For the kabbalists, hair (including facial hair) possessed great mystical significance. In the radical imagery of the Kabbalah, a man’s beard represents the beard of the Holy Ancient One, the point of Creation when divinity flows to the created world. The beard is also mystically associated with God’s mercy. Thus the kabbalists prohibited even the shortening of one’s beard. The Hasidim of Eastern Europe adopted this practice. However, Italian Jews (including kabbalists) always shaved, and this created a controversy when Italian Jews moved to Salonica, where the Jews wore beards and demanded that their Italian coreligionists follow the local custom and do the same. Some European rulers (such as Nicholas I of Russia) demanded that Jews shave off their beards and sidelocks, whereas others (for example, Maria Theresa of Austria) required that Jews keep their beards to be easily differentiated from Christians.

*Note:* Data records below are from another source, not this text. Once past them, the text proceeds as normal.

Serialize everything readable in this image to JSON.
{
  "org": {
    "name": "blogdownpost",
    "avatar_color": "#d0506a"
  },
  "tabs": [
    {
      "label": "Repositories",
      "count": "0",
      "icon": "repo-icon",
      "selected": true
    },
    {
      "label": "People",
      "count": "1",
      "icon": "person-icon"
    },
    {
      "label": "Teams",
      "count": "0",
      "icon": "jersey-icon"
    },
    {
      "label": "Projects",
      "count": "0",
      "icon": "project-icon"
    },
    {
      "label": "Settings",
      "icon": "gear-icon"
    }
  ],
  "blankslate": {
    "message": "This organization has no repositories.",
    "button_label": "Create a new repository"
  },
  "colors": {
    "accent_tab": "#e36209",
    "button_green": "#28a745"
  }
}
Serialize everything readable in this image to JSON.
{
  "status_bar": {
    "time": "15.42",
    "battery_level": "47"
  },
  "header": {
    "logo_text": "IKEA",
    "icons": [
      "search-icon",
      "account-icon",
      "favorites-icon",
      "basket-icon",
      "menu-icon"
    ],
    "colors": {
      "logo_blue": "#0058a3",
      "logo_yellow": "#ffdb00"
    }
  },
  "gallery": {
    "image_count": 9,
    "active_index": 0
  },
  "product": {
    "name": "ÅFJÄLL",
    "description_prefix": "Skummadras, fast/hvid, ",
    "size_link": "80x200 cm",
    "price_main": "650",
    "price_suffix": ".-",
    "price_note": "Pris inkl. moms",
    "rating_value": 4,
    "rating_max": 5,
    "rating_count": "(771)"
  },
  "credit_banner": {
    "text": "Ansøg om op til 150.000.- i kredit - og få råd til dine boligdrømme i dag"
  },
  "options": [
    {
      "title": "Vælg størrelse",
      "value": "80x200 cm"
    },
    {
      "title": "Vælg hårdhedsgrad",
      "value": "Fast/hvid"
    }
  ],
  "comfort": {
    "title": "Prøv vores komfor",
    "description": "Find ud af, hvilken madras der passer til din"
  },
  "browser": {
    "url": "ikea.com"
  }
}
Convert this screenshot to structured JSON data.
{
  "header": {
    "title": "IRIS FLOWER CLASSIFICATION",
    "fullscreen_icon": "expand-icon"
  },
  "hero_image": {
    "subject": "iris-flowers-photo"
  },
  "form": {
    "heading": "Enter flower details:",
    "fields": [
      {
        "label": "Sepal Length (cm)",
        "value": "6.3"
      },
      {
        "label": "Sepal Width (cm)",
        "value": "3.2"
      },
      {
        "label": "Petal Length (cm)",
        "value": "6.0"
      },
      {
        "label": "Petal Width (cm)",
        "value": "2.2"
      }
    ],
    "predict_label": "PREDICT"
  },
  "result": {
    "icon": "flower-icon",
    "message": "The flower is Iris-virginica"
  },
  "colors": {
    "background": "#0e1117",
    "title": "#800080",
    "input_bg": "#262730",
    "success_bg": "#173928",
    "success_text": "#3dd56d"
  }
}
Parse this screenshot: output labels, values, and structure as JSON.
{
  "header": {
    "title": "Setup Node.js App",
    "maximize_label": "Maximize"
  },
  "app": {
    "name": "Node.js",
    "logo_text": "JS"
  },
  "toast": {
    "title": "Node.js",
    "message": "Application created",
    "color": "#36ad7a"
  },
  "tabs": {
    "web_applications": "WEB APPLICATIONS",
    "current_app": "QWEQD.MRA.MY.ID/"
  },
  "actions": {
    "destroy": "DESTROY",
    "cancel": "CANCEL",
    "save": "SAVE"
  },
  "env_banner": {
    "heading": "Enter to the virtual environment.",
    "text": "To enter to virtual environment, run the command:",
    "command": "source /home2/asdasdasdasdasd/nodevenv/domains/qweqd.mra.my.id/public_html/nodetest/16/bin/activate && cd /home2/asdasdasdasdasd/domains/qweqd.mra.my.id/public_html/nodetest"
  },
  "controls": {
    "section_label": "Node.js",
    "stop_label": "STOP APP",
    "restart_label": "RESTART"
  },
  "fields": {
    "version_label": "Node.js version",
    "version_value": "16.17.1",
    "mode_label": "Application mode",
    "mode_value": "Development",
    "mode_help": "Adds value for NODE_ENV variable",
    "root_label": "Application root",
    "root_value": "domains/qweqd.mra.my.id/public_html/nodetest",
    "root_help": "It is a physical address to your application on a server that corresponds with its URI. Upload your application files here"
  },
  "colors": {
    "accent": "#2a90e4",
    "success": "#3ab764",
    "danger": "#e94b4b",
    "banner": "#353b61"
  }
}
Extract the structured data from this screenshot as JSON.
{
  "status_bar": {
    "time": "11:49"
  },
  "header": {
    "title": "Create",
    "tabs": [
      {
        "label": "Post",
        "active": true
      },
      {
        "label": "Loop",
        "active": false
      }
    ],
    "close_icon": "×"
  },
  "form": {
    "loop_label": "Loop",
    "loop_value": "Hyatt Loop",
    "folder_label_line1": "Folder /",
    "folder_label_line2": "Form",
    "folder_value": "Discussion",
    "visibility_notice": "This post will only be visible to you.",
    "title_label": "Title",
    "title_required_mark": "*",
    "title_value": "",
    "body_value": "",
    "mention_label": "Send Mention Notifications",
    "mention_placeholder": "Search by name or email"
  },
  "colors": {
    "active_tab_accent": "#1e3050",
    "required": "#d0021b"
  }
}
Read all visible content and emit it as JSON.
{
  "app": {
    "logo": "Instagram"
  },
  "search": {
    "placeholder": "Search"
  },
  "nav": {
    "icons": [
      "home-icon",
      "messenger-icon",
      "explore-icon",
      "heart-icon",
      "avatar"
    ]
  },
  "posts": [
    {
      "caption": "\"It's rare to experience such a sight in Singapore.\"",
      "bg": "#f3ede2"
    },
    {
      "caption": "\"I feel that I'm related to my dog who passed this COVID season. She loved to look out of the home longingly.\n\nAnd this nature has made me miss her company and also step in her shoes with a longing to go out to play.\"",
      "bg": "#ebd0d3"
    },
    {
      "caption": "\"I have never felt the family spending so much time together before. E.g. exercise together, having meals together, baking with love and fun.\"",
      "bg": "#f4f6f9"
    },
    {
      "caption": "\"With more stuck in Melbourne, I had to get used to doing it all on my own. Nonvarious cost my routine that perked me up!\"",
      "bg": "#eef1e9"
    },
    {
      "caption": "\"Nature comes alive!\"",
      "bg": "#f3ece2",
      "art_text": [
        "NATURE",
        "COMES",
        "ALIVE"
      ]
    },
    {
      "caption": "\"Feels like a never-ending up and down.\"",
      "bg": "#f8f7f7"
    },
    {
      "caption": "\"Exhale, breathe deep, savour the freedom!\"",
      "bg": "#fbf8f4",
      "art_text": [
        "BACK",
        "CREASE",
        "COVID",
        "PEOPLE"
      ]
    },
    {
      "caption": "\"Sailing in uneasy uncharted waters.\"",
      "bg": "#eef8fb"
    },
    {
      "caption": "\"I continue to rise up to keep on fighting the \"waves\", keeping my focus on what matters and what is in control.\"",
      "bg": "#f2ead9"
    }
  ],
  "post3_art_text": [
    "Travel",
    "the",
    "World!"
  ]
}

Today, some strictly observant Jews do not shave their beards, as a sign of their devotion to tradition. Many more Jews do not cut their beards (or shave) during the Sefirah period of counting the Omer (see p. 292) and for the three weeks preceding Tisha b’Av (see p. 304), in accordance with the mournful tone of these periods. Despite the rabbinic pronouncements against it, shaving the beard is halakhically permitted if one uses scissors, a chemical depilatory, or an electric shaver with two cutting edges. Only instruments with a single cutting edge are forbidden.
Ronald L. Eisenberg, The JPS Guide to Jewish Traditions, 1st ed. (Philadelphia: The Jewish Publication Society, 2004), 590–592.